From the 2 lists, it is evident that India and China will top the list for a long time. An interesting thing to note about the **population increase** list is that many African countries and a few Asian countries will see a surge in population.

Let us look at this closesly by observing the birth rate

In [20]:
%%sql
select AVG(birth_rate) from facts where name not in ('World')

Done.


AVG(birth_rate)
19.331762114537437


In [21]:
%%sql
select COUNT(*) as 'Number of countires that have birth rate higher than the average' from facts where birth_rate > (select AVG(birth_rate) from facts where name not in ('World'))

Done.


Number of countires that have birth rate higher than the average
89


In [22]:
%%sql
select name, birth_rate from facts where birth_rate > (select AVG(birth_rate) from facts where name not in ('World')) order by birth_rate desc

Done.


name,birth_rate
Niger,45.45
Mali,44.99
Uganda,43.79
Zambia,42.13
Burkina Faso,42.03
Burundi,42.01
Malawi,41.56
Somalia,40.45
Angola,38.78
Mozambique,38.58


Majoirty of the countires are from Asia and Africa with a birth rate that is above average. We can expect a lot more Asian and African babies than babies from other continents. 

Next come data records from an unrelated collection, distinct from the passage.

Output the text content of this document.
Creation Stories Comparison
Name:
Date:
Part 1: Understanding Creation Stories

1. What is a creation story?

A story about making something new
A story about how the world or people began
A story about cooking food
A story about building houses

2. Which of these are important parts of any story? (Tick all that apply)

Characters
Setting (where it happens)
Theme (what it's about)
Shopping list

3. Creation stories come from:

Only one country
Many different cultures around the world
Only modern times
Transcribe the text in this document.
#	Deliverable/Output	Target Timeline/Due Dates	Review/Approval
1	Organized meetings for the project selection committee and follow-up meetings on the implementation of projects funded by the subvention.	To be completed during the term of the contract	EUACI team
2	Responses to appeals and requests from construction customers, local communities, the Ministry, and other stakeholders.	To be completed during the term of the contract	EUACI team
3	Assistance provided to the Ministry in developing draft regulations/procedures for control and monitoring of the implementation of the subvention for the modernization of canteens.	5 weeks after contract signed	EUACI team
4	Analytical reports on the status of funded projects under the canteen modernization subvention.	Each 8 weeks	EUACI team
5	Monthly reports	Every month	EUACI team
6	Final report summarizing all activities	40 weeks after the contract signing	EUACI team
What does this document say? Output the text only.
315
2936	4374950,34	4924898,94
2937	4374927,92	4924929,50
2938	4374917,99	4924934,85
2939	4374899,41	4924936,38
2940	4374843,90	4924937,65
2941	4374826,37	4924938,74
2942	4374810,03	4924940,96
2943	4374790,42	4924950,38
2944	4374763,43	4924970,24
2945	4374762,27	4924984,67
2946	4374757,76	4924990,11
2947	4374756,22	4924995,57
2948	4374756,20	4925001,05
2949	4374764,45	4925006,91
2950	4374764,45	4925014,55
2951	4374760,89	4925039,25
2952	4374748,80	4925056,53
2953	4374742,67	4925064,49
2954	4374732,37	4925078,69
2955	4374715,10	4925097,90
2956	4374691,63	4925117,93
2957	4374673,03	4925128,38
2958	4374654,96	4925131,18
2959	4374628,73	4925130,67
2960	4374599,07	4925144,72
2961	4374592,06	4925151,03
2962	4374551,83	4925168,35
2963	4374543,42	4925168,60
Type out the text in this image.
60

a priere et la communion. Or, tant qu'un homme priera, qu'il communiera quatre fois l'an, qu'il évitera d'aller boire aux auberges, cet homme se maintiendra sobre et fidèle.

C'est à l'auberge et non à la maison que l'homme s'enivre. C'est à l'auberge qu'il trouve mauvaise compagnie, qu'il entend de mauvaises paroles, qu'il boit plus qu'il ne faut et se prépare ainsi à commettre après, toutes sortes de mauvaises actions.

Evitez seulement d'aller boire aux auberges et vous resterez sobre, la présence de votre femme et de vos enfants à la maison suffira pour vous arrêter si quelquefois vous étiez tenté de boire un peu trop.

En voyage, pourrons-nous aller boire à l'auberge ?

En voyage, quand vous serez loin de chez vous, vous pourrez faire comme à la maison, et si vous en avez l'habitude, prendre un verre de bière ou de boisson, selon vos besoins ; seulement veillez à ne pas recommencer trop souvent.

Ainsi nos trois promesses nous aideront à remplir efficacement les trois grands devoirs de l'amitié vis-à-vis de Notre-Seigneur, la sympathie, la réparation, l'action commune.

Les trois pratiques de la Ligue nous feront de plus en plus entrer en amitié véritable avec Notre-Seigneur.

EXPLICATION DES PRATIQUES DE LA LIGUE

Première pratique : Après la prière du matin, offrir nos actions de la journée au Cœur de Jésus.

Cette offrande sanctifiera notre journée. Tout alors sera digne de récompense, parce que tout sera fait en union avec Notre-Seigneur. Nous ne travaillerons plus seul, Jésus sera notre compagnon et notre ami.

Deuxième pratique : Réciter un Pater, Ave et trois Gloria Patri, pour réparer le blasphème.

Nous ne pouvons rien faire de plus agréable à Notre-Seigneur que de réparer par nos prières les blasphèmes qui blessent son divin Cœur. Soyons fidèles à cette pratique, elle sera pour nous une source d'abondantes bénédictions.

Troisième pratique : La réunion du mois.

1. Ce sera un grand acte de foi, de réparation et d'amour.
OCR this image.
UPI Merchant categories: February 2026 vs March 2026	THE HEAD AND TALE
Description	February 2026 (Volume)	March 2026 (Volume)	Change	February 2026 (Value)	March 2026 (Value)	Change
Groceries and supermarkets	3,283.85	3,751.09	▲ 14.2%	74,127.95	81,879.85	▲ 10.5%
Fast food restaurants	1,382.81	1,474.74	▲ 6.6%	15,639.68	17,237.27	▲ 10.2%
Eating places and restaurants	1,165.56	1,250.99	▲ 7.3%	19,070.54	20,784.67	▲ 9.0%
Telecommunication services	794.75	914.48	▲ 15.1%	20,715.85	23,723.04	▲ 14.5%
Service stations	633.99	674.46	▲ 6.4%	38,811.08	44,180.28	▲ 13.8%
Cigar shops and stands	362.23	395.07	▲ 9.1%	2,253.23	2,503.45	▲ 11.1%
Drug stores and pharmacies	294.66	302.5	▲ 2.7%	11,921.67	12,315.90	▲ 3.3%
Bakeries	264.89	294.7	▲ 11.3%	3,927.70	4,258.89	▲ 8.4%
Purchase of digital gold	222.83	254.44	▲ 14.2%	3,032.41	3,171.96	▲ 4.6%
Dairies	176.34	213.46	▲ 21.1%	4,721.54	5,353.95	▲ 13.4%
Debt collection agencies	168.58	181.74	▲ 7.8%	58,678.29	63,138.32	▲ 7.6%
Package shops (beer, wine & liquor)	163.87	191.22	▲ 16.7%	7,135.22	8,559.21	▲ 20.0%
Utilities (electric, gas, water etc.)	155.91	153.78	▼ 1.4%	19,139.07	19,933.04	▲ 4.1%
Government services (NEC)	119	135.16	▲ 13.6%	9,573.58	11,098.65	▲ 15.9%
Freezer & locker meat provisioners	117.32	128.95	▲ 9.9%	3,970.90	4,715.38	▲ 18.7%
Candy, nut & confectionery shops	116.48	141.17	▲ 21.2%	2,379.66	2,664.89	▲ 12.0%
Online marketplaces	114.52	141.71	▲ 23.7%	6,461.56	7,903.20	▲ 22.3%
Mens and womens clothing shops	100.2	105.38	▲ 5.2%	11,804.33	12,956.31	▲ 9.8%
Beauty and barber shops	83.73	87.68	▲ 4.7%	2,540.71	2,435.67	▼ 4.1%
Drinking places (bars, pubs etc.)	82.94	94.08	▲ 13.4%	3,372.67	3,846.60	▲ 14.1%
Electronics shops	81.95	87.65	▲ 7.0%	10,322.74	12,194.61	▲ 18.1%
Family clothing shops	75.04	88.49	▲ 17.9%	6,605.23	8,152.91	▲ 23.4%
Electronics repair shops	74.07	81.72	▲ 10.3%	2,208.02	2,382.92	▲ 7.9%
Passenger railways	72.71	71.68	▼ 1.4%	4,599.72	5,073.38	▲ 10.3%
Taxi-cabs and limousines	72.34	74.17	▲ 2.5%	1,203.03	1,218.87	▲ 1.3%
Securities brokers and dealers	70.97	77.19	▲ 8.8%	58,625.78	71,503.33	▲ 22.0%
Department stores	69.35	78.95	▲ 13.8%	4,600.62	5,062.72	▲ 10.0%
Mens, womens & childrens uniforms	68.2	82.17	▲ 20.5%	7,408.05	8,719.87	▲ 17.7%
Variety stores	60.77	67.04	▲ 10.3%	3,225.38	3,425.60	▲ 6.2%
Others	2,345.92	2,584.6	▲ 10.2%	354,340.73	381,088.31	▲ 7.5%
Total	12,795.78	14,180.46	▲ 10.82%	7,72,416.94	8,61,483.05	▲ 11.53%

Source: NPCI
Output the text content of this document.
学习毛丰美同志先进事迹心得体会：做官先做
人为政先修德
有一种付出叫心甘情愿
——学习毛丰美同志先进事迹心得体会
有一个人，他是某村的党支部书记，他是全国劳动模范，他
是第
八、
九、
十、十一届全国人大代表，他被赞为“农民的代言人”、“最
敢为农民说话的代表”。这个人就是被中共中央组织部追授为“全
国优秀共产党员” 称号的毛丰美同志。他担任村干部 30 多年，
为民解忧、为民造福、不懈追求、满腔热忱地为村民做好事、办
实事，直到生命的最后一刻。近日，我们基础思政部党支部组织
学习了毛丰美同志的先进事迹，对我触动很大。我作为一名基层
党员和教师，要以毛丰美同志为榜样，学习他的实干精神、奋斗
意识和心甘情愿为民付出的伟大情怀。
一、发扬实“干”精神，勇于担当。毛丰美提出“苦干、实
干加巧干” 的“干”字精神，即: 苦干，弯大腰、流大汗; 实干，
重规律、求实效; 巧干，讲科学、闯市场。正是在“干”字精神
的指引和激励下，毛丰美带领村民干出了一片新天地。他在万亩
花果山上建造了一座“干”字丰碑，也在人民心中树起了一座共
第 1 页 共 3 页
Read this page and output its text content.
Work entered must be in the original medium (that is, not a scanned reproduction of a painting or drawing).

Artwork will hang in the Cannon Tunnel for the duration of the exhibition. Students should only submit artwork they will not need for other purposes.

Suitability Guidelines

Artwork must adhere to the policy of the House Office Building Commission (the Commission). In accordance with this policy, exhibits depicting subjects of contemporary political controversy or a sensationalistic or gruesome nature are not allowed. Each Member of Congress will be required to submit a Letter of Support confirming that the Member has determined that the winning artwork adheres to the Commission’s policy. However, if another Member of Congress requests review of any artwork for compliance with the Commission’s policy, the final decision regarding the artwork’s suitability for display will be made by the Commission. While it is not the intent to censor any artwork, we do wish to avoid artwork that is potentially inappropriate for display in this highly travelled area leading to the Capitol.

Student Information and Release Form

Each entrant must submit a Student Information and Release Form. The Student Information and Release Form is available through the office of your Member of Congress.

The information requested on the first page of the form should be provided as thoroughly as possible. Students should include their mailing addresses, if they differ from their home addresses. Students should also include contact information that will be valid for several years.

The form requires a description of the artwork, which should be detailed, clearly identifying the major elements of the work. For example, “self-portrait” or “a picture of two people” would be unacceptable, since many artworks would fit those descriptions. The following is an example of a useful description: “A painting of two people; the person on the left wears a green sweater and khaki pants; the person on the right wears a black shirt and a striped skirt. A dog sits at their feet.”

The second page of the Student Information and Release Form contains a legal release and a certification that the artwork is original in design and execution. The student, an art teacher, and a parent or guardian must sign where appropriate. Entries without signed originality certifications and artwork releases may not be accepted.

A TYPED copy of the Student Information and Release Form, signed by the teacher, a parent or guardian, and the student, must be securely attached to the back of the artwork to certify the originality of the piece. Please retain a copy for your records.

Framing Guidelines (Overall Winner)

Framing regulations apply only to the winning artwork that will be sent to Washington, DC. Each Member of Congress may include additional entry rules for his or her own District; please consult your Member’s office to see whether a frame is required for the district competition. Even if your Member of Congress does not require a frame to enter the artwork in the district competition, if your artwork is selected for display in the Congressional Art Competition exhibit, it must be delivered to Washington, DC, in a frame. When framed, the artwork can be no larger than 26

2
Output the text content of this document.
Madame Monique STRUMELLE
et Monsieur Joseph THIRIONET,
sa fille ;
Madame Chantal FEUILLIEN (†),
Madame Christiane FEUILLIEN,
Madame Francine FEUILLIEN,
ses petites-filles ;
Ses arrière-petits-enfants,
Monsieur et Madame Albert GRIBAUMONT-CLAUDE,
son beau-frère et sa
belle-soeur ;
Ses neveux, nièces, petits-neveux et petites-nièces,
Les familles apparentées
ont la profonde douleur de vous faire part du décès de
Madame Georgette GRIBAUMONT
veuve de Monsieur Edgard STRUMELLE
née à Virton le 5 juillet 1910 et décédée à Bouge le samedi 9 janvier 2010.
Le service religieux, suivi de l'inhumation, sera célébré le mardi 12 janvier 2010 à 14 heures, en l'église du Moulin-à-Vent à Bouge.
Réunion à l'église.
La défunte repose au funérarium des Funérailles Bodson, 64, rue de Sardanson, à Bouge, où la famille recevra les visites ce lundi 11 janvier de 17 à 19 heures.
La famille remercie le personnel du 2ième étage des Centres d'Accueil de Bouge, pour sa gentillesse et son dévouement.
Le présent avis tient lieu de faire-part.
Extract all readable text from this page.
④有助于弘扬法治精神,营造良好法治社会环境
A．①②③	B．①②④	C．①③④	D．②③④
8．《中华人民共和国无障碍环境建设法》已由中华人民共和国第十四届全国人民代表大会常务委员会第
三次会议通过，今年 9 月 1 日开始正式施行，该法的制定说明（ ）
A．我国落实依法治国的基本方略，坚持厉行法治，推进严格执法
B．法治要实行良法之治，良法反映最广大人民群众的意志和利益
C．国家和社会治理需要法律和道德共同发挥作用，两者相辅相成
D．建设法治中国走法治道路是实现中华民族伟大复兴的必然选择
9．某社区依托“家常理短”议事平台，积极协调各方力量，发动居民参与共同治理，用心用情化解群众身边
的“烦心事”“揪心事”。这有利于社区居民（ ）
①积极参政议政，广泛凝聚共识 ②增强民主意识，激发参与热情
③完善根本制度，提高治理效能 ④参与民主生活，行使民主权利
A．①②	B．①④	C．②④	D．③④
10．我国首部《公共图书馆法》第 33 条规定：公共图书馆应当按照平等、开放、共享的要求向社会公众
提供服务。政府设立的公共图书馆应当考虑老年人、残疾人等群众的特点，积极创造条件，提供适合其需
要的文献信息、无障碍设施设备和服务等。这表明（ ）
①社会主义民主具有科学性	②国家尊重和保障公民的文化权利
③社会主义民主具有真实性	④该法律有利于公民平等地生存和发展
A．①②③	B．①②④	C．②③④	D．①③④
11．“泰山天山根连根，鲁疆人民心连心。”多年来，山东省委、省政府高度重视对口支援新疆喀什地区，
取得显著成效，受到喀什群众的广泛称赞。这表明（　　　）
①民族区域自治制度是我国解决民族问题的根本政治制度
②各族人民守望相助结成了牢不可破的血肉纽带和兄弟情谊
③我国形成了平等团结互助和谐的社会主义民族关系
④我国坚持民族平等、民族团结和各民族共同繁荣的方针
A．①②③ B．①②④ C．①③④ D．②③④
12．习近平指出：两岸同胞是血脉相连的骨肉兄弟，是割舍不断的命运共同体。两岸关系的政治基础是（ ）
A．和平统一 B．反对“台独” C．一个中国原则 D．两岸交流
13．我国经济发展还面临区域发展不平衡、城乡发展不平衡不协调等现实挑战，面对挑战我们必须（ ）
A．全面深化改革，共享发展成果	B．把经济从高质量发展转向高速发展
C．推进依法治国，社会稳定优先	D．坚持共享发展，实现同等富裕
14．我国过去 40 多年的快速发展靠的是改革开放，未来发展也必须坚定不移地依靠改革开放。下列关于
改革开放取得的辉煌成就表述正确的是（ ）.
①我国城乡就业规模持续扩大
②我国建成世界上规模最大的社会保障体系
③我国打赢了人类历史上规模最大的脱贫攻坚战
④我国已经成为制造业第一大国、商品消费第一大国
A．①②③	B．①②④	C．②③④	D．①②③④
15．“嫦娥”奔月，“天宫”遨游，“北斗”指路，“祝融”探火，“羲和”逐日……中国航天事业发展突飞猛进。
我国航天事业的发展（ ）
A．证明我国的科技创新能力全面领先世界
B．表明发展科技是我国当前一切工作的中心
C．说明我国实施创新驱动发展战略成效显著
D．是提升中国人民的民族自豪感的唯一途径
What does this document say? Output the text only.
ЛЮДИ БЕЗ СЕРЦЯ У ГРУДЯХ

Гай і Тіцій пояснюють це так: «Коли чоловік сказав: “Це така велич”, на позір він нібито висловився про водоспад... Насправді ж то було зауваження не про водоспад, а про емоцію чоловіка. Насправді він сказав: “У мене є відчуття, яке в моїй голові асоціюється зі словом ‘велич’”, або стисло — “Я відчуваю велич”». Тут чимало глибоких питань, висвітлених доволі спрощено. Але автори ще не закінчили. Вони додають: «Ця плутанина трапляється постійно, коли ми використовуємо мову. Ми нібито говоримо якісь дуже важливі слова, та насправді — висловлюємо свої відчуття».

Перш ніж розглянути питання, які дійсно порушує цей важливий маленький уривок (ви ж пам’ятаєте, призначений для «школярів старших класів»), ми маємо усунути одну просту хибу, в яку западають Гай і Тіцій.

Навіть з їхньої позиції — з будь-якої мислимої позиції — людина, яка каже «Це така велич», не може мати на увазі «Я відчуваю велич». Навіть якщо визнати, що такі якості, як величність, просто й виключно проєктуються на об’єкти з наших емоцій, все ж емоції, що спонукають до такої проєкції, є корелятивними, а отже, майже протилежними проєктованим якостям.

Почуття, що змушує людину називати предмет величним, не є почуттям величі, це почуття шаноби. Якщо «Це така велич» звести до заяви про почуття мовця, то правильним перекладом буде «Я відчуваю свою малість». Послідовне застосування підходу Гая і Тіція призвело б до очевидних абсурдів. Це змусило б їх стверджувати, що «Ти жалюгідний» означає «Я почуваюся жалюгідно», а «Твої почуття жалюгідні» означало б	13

This asserts our above analysis about many Africans and a few Asian countries.

Let us look observe the Death rates

In [23]:
%%sql
select name,round(death_rate-birth_rate,2) from facts where round(death_rate-birth_rate,2) >=0 order by round(death_rate-birth_rate,2) desc

Done.


name,"round(death_rate-birth_rate,2)"
Bulgaria,5.52
Serbia,4.58
Latvia,4.31
Lithuania,4.17
Ukraine,3.74
Hungary,3.57
Germany,2.95
Slovenia,2.95
Romania,2.76
Croatia,2.73


Let us have a look at the list of countries with a higher death rate than birth rate, one thing stands out distinctively is that almost all of these countries are Europen and more specifically Eastern European. 
Perhaps this [study](https://globalriskinsights.com/2019/10/population-decline-in-central-and-eastern-europe/) ought to give us a better understanding.

# Conclusion 

1. African countries are going have an increase in populaion like no other continent
2. Eastern European countries have a negative birth rate(or positive death rate).
3. China and India are clear at the top in terms of population, and India has a higher population growth rate meaning there is a chance India can cross China in terms of population in the future.
4. Population/Area ratio list, asian countires are the majority.